Renzi non ha detto che c’è un gruppo cinese interessato a Termini Imerese e ha precisato che bisogna ancora verificare se Termini Imerese può rientrare in questa opeazione. E ha aggiunto: ” Il 31 dicembre – ha proseguito. Scade la cassa integrazione per gli operai dell’ex stabilimento Fiat. Quindi nei prossimi tre mesi si gioca il futuro dello stabilimento”. E no, caro Renzi, non si affronta un caso così complesso e, vorremmo aggiungere, strutturale ed emblematico del mancato processo di industrializzazione dell’Isola, gli ultimi tre mesi e soltanto perchè c’è una scadenza marginale legata alla cassa integrazione. Non ha senso, colpire la punta marginale dell’iceberg senza capire come si sia formato e quale possa essere il suo futuro sostenibile.

Così come è una banalità l’affermazione di Renzi: “Quando ho presentato la nuova jeep con Marchionne ed Elkann a fine luglio ho ricevuto un placet rispetto al fatto che se comunque c’è una proposta vera su Termini, si vanno a vedere le carte, indipendentemente dalle proposte che ci sono sul tavolo”.

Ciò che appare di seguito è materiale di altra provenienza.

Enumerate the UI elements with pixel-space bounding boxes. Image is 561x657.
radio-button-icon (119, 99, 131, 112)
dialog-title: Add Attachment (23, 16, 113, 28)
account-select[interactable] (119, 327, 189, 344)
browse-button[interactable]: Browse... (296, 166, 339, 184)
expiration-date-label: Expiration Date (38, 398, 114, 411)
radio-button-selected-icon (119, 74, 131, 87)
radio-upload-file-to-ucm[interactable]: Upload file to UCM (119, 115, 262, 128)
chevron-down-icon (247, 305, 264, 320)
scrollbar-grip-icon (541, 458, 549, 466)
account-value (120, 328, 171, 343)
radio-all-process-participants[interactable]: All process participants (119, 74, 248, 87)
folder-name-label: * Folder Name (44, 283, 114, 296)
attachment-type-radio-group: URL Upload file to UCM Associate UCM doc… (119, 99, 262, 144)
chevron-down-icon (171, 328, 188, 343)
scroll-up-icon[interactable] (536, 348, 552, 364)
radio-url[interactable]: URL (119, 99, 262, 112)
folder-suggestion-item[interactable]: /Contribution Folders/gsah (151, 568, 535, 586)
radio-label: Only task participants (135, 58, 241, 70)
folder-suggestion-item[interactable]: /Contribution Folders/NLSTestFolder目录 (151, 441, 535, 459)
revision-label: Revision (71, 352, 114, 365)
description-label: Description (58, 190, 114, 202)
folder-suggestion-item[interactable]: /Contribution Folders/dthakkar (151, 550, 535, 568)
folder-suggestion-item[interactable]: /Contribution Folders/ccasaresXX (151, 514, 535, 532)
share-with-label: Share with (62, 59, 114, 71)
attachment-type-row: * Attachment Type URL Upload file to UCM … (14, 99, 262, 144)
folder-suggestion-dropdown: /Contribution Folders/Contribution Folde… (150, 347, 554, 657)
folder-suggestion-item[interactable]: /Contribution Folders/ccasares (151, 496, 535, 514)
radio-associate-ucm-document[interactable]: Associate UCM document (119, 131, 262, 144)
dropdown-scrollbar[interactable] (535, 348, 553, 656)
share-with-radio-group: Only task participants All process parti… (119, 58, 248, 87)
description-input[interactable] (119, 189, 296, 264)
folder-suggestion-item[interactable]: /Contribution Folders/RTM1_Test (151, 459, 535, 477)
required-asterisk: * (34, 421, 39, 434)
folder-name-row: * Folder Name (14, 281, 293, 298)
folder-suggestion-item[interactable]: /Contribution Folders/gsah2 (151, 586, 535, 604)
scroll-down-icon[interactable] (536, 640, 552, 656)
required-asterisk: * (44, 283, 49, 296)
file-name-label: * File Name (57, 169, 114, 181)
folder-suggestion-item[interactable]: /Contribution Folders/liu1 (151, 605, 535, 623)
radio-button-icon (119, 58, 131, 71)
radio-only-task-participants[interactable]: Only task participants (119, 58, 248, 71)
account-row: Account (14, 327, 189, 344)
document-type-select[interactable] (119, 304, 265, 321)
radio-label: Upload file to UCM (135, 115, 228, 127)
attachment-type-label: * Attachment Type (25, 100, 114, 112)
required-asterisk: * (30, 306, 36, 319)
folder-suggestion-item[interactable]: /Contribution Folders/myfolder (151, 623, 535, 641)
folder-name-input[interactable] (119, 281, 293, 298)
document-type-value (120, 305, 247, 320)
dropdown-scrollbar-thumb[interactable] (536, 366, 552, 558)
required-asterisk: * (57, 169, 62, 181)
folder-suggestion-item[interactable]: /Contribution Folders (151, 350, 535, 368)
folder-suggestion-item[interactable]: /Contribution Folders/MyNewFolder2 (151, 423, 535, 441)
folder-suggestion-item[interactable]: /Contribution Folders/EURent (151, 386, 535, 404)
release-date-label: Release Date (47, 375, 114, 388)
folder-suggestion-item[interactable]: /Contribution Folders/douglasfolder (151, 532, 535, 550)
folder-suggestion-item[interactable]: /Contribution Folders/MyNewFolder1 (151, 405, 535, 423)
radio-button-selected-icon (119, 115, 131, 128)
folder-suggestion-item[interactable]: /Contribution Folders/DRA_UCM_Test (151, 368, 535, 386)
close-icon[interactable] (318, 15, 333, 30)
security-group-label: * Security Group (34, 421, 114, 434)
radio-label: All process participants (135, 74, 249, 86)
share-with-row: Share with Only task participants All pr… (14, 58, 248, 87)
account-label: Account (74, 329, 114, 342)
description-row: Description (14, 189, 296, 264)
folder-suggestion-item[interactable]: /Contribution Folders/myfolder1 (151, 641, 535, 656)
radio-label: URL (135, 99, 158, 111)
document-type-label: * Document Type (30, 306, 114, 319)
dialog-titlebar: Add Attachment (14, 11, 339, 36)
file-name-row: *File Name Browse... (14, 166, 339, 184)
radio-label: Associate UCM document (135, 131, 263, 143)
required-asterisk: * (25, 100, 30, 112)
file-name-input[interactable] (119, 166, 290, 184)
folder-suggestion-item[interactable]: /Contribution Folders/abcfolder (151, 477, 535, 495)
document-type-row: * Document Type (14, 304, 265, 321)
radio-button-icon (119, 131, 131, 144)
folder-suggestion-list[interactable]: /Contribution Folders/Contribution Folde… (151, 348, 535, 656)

Ci mancherebbe. Non va inoltre sottovalutata la seguente affermazione dello stesso Renzi che fa capire con chiarezza che lo stesso Governo non ha idee chiare sul modello di sviluppo di Termini Imerese e della Sicilia e questo, sì, è di estrema gravità e fa capire meglio di ogni altro discorso che si sono persi ben cinque anni durante i quali non è stato fatto nulla per isolvere seriamente lo stato di mancato sviluppo della Sicilia e non c’è da spettarsi miracoli nei prossimi cinque anni: “…non fare più macchine a Termini sarebbe una sconfitta, sarebbe un peccato. Io mi darei questa regola: se si vuole continuare a fare macchine e macchine di livello, si fanno macchine di livello; si prende tutto ciò che porta creazione posti di lavoro, comprese le proposte turistiche”.

Tutto in alto mare quindi. E la proposta cinese? In alto mare anche quella, almeno per Termini Imerese, fino a quando i Siciliani continueranno a dormire e aspettare Godot che, per una sua ignoranza geografica, non sa neppure dove sia Termini Imerese. Non è certo Renzi a salvare la Sicilia, il nuovo “uomo della provvidenza”. Possono e devono essere i suoi abitanti migliori, riuniti in un patto d’acciaio… Peccato che anche l’acciaio sia in crisi profonda.